According to the theory of hydrothermal uranium deposits, the formation mechanism of in-situ leachable sandstone-type uranium deposits can be summarized as follows: long-term stable uranium-bearing oxygen-bearing water forms good infiltration and migration in the aquifer, and through the redox action of reducing components in the osmotic layer, on the one hand, the oxidation zone continues to advance, on the other hand, it promotes the continuous enrichment of uranium, and finally mineralization (Dancev,1984; Luo et al.,1990; Wu, 2006). Sandstone type uranium deposits can be divided into interlayer oxidation zone type and phreatic oxidation zone type according to their genesis. Sandstone-type uranium deposits in interlayer oxidation zone refer to sandstone-type uranium deposits controlled by the leading edge of interlayer oxidation zone (transition zone) and related to interlayer oxidation of groundwater between two water-resisting layers along the direction of decreasing hydrodynamic gradient, such as Ili 5 1 1 and 5 12 deposits, Tuha Shihongtan deposit and Ordos Dongsheng deposit. Sandstone uranium deposits in phreatic oxidation zone are mostly ancient channel sandstone type. The genesis of this type of uranium deposit is mainly controlled by ancient channel sand body, phreatic oxidation or phreatic interlayer oxidation zone, and the genesis is complex. At present, such deposits are mainly found in Russia's Outer Urals, Western Siberia and Outer Baikal, as well as Mongolia and Ukraine. According to the types of mineralization, the sandstone-type uranium deposits in the ancient river channel can be divided into two types (Chen, 2002): basement type-uranium deposits cut into ancient valley sediments or the bottom of weathering crust on the folded basement or crystalline basement under erosion; Inter-structural type-ancient river channel is located on the sedimentary discontinuity between sedimentary caprocks in the basin, which is often found at the bottom of sedimentary subcycle, so it can be seen that it washes and cuts the underlying mudstone.

For exogenous sandstone-type uranium deposits, whether it is interlayer oxidation zone type or phreatic oxidation (ancient river channel) type, the uranium mineralization process begins with weathering (providing uranium source), and then goes through three stages: migration-precipitation-mineralization; They are all formed in ore-bearing strata by water infiltration and oxidation under the condition of hydrodynamic action, with uranium activation, migration and precipitation enrichment as the main line. Uranium mineralization is characterized by oxidation zone and uranium-bearing zoning, and the formation time of surrounding rock and mineralization is obviously different. The ore bodies are mostly rolled, layered and lenticular.

Uranium in uranium-rich rocks in basement and erosion area is transformed from tetravalent uranium (U4+) to hexavalent uranium (U6+) by weathering and leaching. U6+ combines with oxygen-containing water to form uranyl ion UO2+, which usually migrates in groundwater in the form of uranyl complex. The water quality types are HCO3- type and HCO 3-SO24- type, mainly uranyl carbonate [under the hydrodynamic circulation mechanism,

In the oxygen-deficient part of the oxygen-containing uranium-containing fluid, that is, the front of the oxidation zone, it is the interface between the oxidized rock and the reduced rock, which is the geochemical barrier and the enriched part of precipitation of uranium.

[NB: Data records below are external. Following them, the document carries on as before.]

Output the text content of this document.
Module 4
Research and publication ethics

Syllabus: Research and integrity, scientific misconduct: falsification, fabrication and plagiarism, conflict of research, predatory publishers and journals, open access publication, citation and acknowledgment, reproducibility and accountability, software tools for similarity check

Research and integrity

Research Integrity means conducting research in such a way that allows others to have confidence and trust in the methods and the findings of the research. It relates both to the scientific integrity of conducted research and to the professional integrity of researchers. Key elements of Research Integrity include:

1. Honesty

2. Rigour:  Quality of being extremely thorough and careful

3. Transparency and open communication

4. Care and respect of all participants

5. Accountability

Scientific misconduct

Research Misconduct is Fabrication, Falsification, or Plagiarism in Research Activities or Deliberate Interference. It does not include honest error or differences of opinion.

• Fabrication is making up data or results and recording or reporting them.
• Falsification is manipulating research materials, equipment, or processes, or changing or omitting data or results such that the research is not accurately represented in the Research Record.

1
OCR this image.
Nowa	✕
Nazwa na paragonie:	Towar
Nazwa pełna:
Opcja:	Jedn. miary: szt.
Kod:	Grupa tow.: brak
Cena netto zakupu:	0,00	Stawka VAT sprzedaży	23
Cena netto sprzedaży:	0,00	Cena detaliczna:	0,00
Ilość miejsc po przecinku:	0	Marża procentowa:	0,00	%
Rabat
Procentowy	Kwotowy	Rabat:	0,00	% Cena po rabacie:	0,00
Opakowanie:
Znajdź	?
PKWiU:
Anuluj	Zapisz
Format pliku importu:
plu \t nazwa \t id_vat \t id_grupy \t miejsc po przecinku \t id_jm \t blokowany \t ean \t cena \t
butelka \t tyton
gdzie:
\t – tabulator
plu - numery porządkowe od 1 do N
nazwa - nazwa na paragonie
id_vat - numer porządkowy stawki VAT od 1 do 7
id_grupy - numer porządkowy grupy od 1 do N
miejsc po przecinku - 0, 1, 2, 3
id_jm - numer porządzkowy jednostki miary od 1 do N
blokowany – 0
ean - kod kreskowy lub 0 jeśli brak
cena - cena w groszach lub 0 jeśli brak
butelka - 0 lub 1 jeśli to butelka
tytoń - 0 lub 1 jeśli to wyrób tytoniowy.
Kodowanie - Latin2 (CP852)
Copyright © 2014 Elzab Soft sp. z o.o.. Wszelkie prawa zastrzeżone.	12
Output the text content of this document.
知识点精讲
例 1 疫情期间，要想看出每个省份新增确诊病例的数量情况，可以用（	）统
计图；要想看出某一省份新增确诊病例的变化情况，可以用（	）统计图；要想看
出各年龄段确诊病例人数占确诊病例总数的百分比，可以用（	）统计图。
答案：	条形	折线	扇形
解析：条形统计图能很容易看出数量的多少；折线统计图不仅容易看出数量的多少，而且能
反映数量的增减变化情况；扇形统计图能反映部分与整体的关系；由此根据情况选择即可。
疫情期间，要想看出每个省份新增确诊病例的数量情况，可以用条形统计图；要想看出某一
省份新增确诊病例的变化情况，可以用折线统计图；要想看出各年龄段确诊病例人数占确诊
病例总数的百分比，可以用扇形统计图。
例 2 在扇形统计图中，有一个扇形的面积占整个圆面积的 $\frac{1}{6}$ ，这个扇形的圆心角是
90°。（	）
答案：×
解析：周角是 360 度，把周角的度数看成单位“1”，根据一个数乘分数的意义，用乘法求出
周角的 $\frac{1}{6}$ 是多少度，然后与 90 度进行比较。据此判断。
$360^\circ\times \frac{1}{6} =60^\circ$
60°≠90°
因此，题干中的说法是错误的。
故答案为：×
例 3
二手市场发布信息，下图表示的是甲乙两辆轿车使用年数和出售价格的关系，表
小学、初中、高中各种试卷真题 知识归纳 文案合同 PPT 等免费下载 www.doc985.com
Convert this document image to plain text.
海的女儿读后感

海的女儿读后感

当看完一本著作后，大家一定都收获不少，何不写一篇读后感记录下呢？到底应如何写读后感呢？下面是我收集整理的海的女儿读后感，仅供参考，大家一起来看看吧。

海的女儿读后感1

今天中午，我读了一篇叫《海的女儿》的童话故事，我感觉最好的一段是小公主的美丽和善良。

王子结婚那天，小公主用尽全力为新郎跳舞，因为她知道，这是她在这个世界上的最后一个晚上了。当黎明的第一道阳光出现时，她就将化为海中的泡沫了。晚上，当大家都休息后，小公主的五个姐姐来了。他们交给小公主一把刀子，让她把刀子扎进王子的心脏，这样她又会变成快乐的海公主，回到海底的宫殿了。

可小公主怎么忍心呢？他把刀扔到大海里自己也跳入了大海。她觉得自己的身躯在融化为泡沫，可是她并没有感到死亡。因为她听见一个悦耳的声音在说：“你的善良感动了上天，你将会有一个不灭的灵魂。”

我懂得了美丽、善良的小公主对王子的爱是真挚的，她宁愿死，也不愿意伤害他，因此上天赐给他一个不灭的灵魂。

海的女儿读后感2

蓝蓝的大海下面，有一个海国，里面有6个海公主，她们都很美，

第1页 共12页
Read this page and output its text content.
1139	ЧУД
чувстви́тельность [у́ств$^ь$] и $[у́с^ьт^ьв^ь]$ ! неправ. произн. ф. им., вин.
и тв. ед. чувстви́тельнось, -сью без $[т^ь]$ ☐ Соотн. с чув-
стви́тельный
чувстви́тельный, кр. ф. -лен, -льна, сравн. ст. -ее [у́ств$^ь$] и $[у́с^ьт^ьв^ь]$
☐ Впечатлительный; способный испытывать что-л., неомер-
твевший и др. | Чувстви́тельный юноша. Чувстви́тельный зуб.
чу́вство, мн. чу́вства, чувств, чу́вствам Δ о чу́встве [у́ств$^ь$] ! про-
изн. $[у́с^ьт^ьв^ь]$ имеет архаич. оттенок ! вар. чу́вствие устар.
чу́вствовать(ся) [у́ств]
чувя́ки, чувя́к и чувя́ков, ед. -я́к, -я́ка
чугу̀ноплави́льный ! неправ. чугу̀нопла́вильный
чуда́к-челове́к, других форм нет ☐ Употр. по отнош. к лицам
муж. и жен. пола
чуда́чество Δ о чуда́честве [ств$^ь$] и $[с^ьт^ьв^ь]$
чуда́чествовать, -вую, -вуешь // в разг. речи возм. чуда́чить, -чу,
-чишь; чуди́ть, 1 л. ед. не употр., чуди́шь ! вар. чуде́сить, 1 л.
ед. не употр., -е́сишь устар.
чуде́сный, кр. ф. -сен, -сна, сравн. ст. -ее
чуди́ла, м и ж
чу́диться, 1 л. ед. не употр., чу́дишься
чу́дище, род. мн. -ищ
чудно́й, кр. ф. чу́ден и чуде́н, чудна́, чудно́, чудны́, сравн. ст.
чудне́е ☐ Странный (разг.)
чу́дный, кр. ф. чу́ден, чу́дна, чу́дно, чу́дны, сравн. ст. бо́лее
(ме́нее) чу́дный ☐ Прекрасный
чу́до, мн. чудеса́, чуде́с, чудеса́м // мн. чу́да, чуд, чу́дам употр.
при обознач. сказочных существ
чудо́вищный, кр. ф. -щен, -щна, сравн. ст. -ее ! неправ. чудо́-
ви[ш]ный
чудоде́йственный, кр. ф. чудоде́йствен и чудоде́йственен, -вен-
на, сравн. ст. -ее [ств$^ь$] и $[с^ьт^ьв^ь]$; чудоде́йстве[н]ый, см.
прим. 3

There are organic substances such as hydrogen sulfide (H2S), dispersed pyrite (FeS2) and carbon chips in uranium-bearing water, which can destroy and precipitate uranyl complex in uranium-bearing water, and combine iron and sulfur to form pyrite, which will coexist with uranium. In addition, uranium can also be filled in the cell cavity of organic matter. Uranium precipitates and concentrates in this area.

Paleochannel sandstone-type uranium deposits in Erlian basin

In this process, it is restricted by structure-sedimentation, lithology and lithofacies, thus forming uranium deposits of different genesis. For PCSTU deposition, it is the recharge water flowing into the ancient river channel laterally (valley slope) or along the river channel direction or vertically ("skylight") to the discharge water flowing out of the ancient river channel. The process is that under the hydrodynamic conditions of the ancient river, the infiltration water containing uranium and oxygen interacts with the ore-bearing sandstone to form structural-sedimentary evolution and lithology-rock.